À l’appel de la Fédération nationale des mandataires judiciaires indépendants à la protection des majeurs, une mobilisation est organisée mardi 30 juin 2026 partout en France. À Dijon, les professionnels de FMJI Côte-d’Or se rassembleront à 10 heures devant la préfecture pour alerter sur l’avenir de leur profession.
Les mandataires judiciaires à la protection des majeurs exerçant à titre individuel se mobilisent. Mardi 30 juin 2026, ces professionnels, souvent peu connus du grand public, organiseront des rassemblements devant les préfectures dans plusieurs villes de France. À Dijon, l’association FMJI Côte-d’Or donne rendez-vous à 10 heures devant la préfecture.
Cette mobilisation nationale est lancée à l’appel de la Fédération nationale des mandataires judiciaires indépendants à la protection des majeurs. Elle vise à alerter les pouvoirs publics sur la fragilisation d’une profession pourtant essentielle dans l’accompagnement des personnes vulnérables. En France, près de 2 000 professionnels exercent cette mission au quotidien.
Les mandataires judiciaires à la protection des majeurs interviennent lorsqu’une personne majeure n’est plus en mesure de défendre seule ses intérêts, en raison d’une altération de ses facultés mentales ou physiques. Désignés par les magistrats, ils accompagnent des personnes placées sous sauvegarde de justice, curatelle ou tutelle. Leur action concerne notamment des personnes âgées isolées, des personnes en situation de handicap, des personnes souffrant de troubles psychiques ou encore des personnes en grande précarité.

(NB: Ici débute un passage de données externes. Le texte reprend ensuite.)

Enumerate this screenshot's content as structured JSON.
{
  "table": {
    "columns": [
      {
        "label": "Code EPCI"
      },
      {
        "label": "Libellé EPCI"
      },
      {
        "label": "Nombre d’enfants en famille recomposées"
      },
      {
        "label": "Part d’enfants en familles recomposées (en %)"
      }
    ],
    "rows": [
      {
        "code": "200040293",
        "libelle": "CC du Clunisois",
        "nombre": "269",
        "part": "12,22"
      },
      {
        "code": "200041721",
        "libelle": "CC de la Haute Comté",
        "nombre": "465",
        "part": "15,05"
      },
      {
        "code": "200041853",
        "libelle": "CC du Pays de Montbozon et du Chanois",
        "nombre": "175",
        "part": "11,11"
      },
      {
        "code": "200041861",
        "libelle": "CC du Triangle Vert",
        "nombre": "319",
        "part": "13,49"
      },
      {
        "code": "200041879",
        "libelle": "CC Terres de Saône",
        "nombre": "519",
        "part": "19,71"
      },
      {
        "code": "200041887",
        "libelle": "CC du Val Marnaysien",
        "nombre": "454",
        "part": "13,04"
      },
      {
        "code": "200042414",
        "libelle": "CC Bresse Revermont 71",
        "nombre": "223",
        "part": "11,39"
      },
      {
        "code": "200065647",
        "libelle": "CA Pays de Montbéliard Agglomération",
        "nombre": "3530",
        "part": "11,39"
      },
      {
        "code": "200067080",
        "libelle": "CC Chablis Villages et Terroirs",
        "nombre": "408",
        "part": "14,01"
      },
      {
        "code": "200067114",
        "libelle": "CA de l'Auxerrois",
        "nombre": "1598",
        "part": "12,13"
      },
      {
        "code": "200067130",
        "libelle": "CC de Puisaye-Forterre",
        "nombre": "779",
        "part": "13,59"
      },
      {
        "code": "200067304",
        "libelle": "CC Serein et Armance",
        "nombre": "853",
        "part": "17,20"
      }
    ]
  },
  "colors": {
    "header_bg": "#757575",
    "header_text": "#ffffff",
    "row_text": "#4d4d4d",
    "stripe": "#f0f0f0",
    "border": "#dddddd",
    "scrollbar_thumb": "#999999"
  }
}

Leur rôle dépasse largement la seule gestion administrative. Les MJPMi assurent une mission à la fois juridique, budgétaire, patrimoniale et humaine. Ils doivent protéger les droits des personnes accompagnées, sécuriser leur situation, prévenir les ruptures de parcours et permettre, autant que possible, l’exercice de leur citoyenneté. Une mission de proximité qui s’exerce souvent dans des situations complexes et sensibles.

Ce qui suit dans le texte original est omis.